Good, good. Always nice to know you are not alone! My DD is being an absolute nightmare at the moment, knows all the buttons to push, is being really rude (demanding instead of asking, please and thank you has gone out of the window, stamping her feet, crossing her arms and putting on a sulky face), and cannot be reasoned with. If we did everything to her timescale we'd never get anything done, so unfortunately, while we do have lovely occasions, these are increasingly punctuated by disgraceful behaviour and tears (hers not mine, but sometimes it's a close run thing!). It is wonderful to find this thread, and know that other people have perfectly lovely children who turn into complete monsters for weeks at a time. A phase - or that's what I keep telling myself. As you can probably tell, I have no advice. So far, nothing works for me. I am just trying to weather the storm....

nokidshere Wed 01-May-13 14:34:13

Totally normal behaviour for children of this age - and totally exhausting!!!

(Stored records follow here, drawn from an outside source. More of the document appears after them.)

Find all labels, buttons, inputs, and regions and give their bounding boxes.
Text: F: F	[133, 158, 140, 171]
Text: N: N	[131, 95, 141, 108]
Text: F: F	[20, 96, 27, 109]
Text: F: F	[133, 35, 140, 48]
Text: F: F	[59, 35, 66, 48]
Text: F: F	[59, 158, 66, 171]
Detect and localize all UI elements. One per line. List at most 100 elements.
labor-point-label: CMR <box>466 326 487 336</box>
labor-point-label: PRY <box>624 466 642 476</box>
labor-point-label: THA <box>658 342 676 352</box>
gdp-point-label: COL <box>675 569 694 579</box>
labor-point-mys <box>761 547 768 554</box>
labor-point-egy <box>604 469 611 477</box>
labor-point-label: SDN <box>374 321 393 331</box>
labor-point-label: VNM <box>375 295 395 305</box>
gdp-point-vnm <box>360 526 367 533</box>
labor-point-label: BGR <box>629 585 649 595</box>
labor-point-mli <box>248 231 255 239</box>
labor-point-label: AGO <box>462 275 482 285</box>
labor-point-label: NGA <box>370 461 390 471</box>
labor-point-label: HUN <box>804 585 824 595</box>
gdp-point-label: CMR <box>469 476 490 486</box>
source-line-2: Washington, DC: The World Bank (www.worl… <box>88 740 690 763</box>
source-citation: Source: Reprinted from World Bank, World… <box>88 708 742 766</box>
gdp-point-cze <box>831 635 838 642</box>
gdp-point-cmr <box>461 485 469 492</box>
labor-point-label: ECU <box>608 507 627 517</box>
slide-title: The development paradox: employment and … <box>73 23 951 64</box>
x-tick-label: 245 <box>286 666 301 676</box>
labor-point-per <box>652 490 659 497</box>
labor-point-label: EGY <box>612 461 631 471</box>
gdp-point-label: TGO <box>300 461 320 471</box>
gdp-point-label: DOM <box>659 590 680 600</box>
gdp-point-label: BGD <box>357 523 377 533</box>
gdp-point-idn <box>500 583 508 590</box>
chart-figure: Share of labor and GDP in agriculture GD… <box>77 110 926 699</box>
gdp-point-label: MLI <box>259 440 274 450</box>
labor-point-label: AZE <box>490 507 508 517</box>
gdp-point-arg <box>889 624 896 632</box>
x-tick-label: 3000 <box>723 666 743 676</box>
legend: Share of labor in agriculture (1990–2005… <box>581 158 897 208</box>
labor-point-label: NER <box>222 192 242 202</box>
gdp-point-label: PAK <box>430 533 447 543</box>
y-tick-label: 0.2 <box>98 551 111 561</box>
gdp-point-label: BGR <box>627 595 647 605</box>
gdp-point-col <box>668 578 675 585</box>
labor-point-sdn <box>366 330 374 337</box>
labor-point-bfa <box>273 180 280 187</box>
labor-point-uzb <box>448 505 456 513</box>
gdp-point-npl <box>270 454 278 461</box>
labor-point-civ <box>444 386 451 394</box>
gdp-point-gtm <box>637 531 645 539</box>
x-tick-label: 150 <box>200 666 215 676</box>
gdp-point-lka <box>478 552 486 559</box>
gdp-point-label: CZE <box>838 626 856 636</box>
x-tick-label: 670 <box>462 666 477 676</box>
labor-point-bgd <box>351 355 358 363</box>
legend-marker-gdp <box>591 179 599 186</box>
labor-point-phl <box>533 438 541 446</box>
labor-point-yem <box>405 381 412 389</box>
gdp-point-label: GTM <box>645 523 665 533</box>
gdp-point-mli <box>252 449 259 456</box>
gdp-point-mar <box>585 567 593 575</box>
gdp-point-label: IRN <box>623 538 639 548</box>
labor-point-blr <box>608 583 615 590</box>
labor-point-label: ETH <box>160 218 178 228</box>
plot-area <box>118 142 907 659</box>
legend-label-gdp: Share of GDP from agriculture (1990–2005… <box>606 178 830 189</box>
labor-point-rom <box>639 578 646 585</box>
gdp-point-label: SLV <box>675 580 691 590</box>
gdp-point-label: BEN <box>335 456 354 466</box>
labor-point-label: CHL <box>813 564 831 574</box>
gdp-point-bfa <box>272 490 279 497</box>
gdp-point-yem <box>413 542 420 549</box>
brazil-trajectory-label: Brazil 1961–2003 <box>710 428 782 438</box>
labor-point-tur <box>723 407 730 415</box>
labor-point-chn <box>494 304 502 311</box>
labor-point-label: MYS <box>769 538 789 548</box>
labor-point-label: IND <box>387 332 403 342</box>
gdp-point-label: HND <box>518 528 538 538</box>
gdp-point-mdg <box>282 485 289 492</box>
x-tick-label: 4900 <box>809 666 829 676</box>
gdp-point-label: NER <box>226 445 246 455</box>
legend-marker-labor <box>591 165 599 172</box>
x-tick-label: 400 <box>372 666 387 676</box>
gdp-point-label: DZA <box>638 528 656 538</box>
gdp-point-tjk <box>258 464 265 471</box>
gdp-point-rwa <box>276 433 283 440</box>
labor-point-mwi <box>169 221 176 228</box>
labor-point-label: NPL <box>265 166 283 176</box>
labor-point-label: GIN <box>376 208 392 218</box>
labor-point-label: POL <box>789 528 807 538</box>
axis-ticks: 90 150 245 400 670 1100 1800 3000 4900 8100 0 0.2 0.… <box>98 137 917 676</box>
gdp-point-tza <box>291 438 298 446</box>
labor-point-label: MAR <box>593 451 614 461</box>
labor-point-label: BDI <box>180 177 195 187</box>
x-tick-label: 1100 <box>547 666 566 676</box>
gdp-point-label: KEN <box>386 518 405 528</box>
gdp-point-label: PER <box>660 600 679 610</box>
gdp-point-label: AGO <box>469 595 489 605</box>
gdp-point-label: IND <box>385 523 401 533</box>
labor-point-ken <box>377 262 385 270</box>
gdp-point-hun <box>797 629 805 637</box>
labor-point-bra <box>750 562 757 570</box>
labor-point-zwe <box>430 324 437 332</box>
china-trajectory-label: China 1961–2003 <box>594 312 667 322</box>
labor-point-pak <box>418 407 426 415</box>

WilsonFrickett Wed 01-May-13 14:51:07

Every single one of my DS peers' mums and me said exactly the same thing at this point. It's just that he's ready for school/anxious about the change - and sometimes both at once. Its a really trying stage, and of course we put a lot into 'the summer before you went to big school' thinking it should be all lovely skipping in the park and stuff.

It won't last, I promise.

greenformica Wed 01-May-13 17:58:01

sounds like he is attention seeking. Do you have much fun/play with him?